In our household, Mom first whipped up enthusiasm for Earth Day. She would wish me a happy Earth Day every year upon waking me for school in the morning. But Mom’s motto was Earth Day Every Day. We recycled and composted decades before these activities would become cool. My friends couldn’t fathom why anyone would want to dump their food scraps in a stinking heap in the back yard and cover them with grass. And why drag your bottles and cans back to the store or recycling depot when you could more easily toss them in your trash where they belonged? For Dad’s part, he took us on summer camping adventures across the country, where we kids absorbed his intense love for the outdoors—Earth appreciation road trips!
Children of the ‘70s will remember the TV commercial portraying an American Indian (actually an American-born Italian) paddling through a polluted river then standing on the roadside, where someone tosses a bag of trash at his feet. The advert ended with a closeup of a tear rolling down his brown, wrinkled cheek. The Keep America Beautiful campaign met its intended goal with me. I became baptized in the anti-litter brigade at an early age, thanks also in part to my parents’ strong objection to littering and great respect for the planet.
In the mid-1970s, I started my own campaign to de-litter my surroundings, although my efforts had roots in a less honorable modis operandi, namely to get some kids off my back. My neighborhood crawled with the little angels, and a handful of 4- to 7-year-olds thought I was the cat’s pajamas. They routinely rang the doorbell and begged me to come out and play. At fourteen, I wasn’t really in to hanging out with ankle-biters, but sometimes I’d reluctantly oblige. One day I devised a plan to stop them ringing the bell for good.
The game was called “Let’s Pick Up All the Litter in the Neighborhood.” Like the Pied Piper, I led my trash-seeking buddies in what was going to be a contest to see who could pick up the most. I carried the garbage bag while my highly impressionable charges ran from gum wrapper to cigarette butt to Coke can, like a frenzied swarm of bumblebees buzzing among a spray of flowers. Sometimes the bumblebees fought over who spotted the Milky Way wrapper first, and thus, who would get credit for it. The prize was leftover stale Halloween candy, which I couldn’t bear to throw away but didn’t want to eat. Eventually, every bumblebee got some, regardless of how much litter they had found.
I say “eventually” because my scheme backfired. I thought that upon suggesting the idea of hunting down litter, they’d run a mile from this crazy teenager. Instead: They. Loved. It. The mother of my next-door neighbor, little Aimee, even praised me for the concept. Like it or not, precedent had been set—a whole summer of Earth Days! When the hardened and disgusting Halloween candy ran out, I started paying them a nickel each, thinking that would take the thrill out of the chase. Nope. Even in 1977, money motivated the single-digit agers.
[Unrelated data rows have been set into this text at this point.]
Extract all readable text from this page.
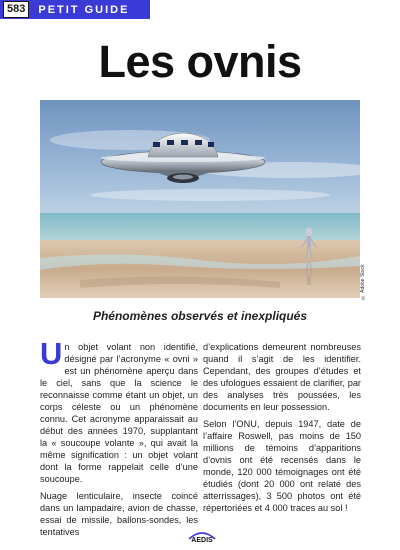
583	PETIT GUIDE
Les ovnis
© Adobe Stock
Phénomènes observés et inexpliqués

Un objet volant non identifié, désigné par l’acronyme « ovni » est un phénomène aperçu dans le ciel, sans que la science le reconnaisse comme étant un objet, un corps céleste ou un phénomène connu. Cet acronyme apparaissait au début des années 1970, supplantant la « soucoupe volante », qui avait la même signification : un objet volant dont la forme rappelait celle d’une soucoupe.

Nuage lenticulaire, insecte coincé dans un lampadaire, avion de chasse, essai de missile, ballons-sondes, les tentatives

d’explications demeurent nombreuses quand il s’agit de les identifier. Cependant, des groupes d’études et des ufologues essaient de clarifier, par des analyses très poussées, les documents en leur possession.

Selon l’ONU, depuis 1947, date de l’affaire Roswell, pas moins de 150 millions de témoins d’apparitions d’ovnis ont été recensés dans le monde, 120 000 témoignages ont été étudiés (dont 20 000 ont relaté des atterrissages), 3 500 photos ont été répertoriées et 4 000 traces au sol !

AEDIS
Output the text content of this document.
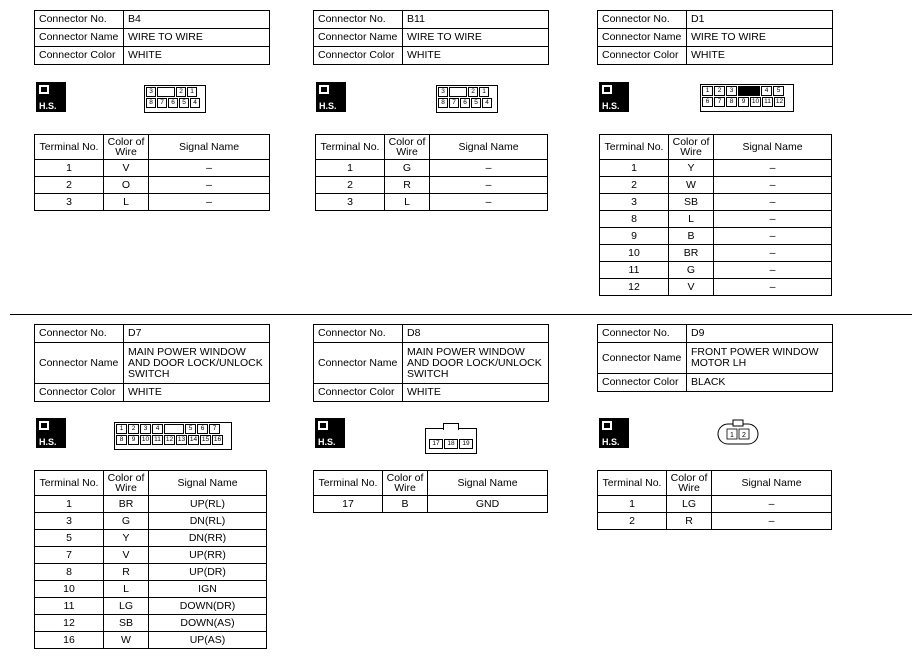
Connector No.	B4
Connector Name	WIRE TO WIRE
Connector Color	WHITE
H.S.
3	2	1
8	7	6	5	4
Terminal No.	Color of Wire	Signal Name
1	V	–
2	O	–
3	L	–
Connector No.	B11
Connector Name	WIRE TO WIRE
Connector Color	WHITE
H.S.
3	2	1
8	7	6	5	4
Terminal No.	Color of Wire	Signal Name
1	G	–
2	R	–
3	L	–
Connector No.	D1
Connector Name	WIRE TO WIRE
Connector Color	WHITE
H.S.
1	2	3	4	5
6	7	8	9	10 11 12
Terminal No.	Color of Wire	Signal Name
1	Y	–
2	W	–
3	SB	–
8	L	–
9	B	–
10	BR	–
11	G	–
12	V	–
Connector No.	D7
Connector Name	MAIN POWER WINDOW AND DOOR LOCK/UNLOCK SWITCH
Connector Color	WHITE
H.S.
1	2	3	4	5	6	7
8	9	10 11 12 13 14 15 16
Terminal No.	Color of Wire	Signal Name
1	BR	UP(RL)
3	G	DN(RL)
5	Y	DN(RR)
7	V	UP(RR)
8	R	UP(DR)
10	L	IGN
11	LG	DOWN(DR)
12	SB	DOWN(AS)
16	W	UP(AS)
Connector No.	D8
Connector Name	MAIN POWER WINDOW AND DOOR LOCK/UNLOCK SWITCH
Connector Color	WHITE
H.S.	17	18	19
Terminal No.	Color of Wire	Signal Name
17	B	GND
Connector No.	D9
Connector Name	FRONT POWER WINDOW MOTOR LH
Connector Color	BLACK
H.S.
1 2
Terminal No.	Color of Wire	Signal Name
1	LG	–
2	R	–
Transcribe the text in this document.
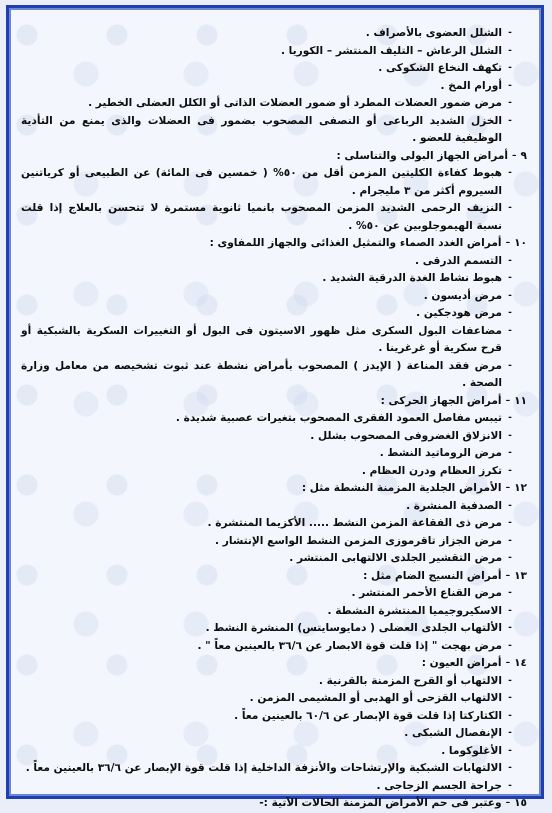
-
الشلل العضوى بالأصراف .
-
الشلل الرعاش – التليف المنتشر – الكوريا .
-
تكهف النخاع الشكوكى .
-
أورام المخ .
-
مرض ضمور العضلات المطرد أو ضمور العضلات الذاتى أو الكلل العضلى الخطير .
-
الخزل الشديد الرباعى أو النصفى المصحوب بضمور فى العضلات والذى يمنع من التأدية الوظيفية للعضو .
٩
–
أمراض الجهاز البولى والتناسلى :
-
هبوط كفاءة الكليتين المزمن أقل من ٥٠% ( خمسين فى المائة) عن الطبيعى أو كرياتنين السيروم أكثر من ٣ مليجرام .
-
النزيف الرحمى الشديد المزمن المصحوب بانميا ثانوية مستمرة لا تتحسن بالعلاج إذا قلت نسبة الهيموجلوبين عن ٥٠% .
١٠
–
أمراض الغدد الصماء والتمثيل الغذائى والجهاز اللمفاوى :
-
التسمم الدرقى .
-
هبوط نشاط الغدة الدرقية الشديد .
-
مرض أديسون .
-
مرض هودجكين .
-
مضاعفات البول السكرى مثل ظهور الاسيتون فى البول أو التغييرات السكرية بالشبكية أو قرح سكرية أو غرغرينا .
-
مرض فقد المناعة ( الإيدز ) المصحوب بأمراض نشطة عند ثبوت تشخيصه من معامل وزارة الصحة .
١١
–
أمراض الجهاز الحركى :
-
تيبس مفاصل العمود الفقرى المصحوب بتغيرات عصبية شديدة .
-
الانزلاق الغضروفى المصحوب بشلل .
-
مرض الروماتيد النشط .
-
تكرز العظام ودرن العظام .
١٢
–
الأمراض الجلدية المزمنة النشطة مثل :
-
الصدفية المنشرة .
-
مرض ذى الفقاعة المزمن النشط ..... الأكزيما المنتشرة .
-
مرض الجزاز تاقرموزى المزمن النشط الواسع الإنتشار .
-
مرض التقشير الجلدى الالتهابى المنتشر .
١٣
–
أمراض النسيج الضام مثل :
-
مرض القناع الأحمر المنتشر .
-
الاسكيروجيميا المنتشرة النشطة .
-
الألتهاب الجلدى العضلى ( دمايوسايتس) المنشرة النشط .
-
مرض بهجت " إذا قلت قوة الابصار عن ٣٦/٦ بالعينين معاً " .
١٤
–
أمراض العيون :
-
الالتهاب أو القرح المزمنة بالقرنية .
-
الالتهاب القزحى أو الهدبى أو المشيمى المزمن .
-
الكتاركتا إذا قلت قوة الإبصار عن ٦٠/٦ بالعينين معاً .
-
الإنفصال الشبكى .
-
الأغلوكوما .
-
الالتهابات الشبكية والإرتشاحات والأنزفة الداخلية إذا قلت قوة الإبصار عن ٣٦/٦ بالعينين معاً .
-
جراحة الجسم الزجاجى .
١٥
–
وعتبر فى حم الأمراض المزمنة الحالات الآتية :-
I don’t know where most of those kids are today save for one: Aimee is now in the landscaping business.
Little did I know at the time that my earliest efforts at organizing volunteers would lead to managing—along with my future husband—100+ adult and children volunteers in planting several thousand trees in the Scottish Borders more than 20 years later (but that’s another story). Today, I’m managing two neighborhood grants from the state and county to remove dead trees and plant new ones. (Thankfully, our homeowners association pays someone to pick up litter.)
Nearly four years ago, we became a one-car family in part to do our bit for the planet. We walk, ride our bikes, and take public transit as much as possible. Our weekly recycling is easily four times our weekly trash amount. Courtesy of my sister, we donate compost to her garden regularly. So on this Earth Day 2015, I want to thank Mom for teaching me about recycling and composting, remember Dad for instilling a love of nature, and apologize to the neighborhood kids of Northbrook, IL, for having underestimated their willingness to practice Earth Day every day.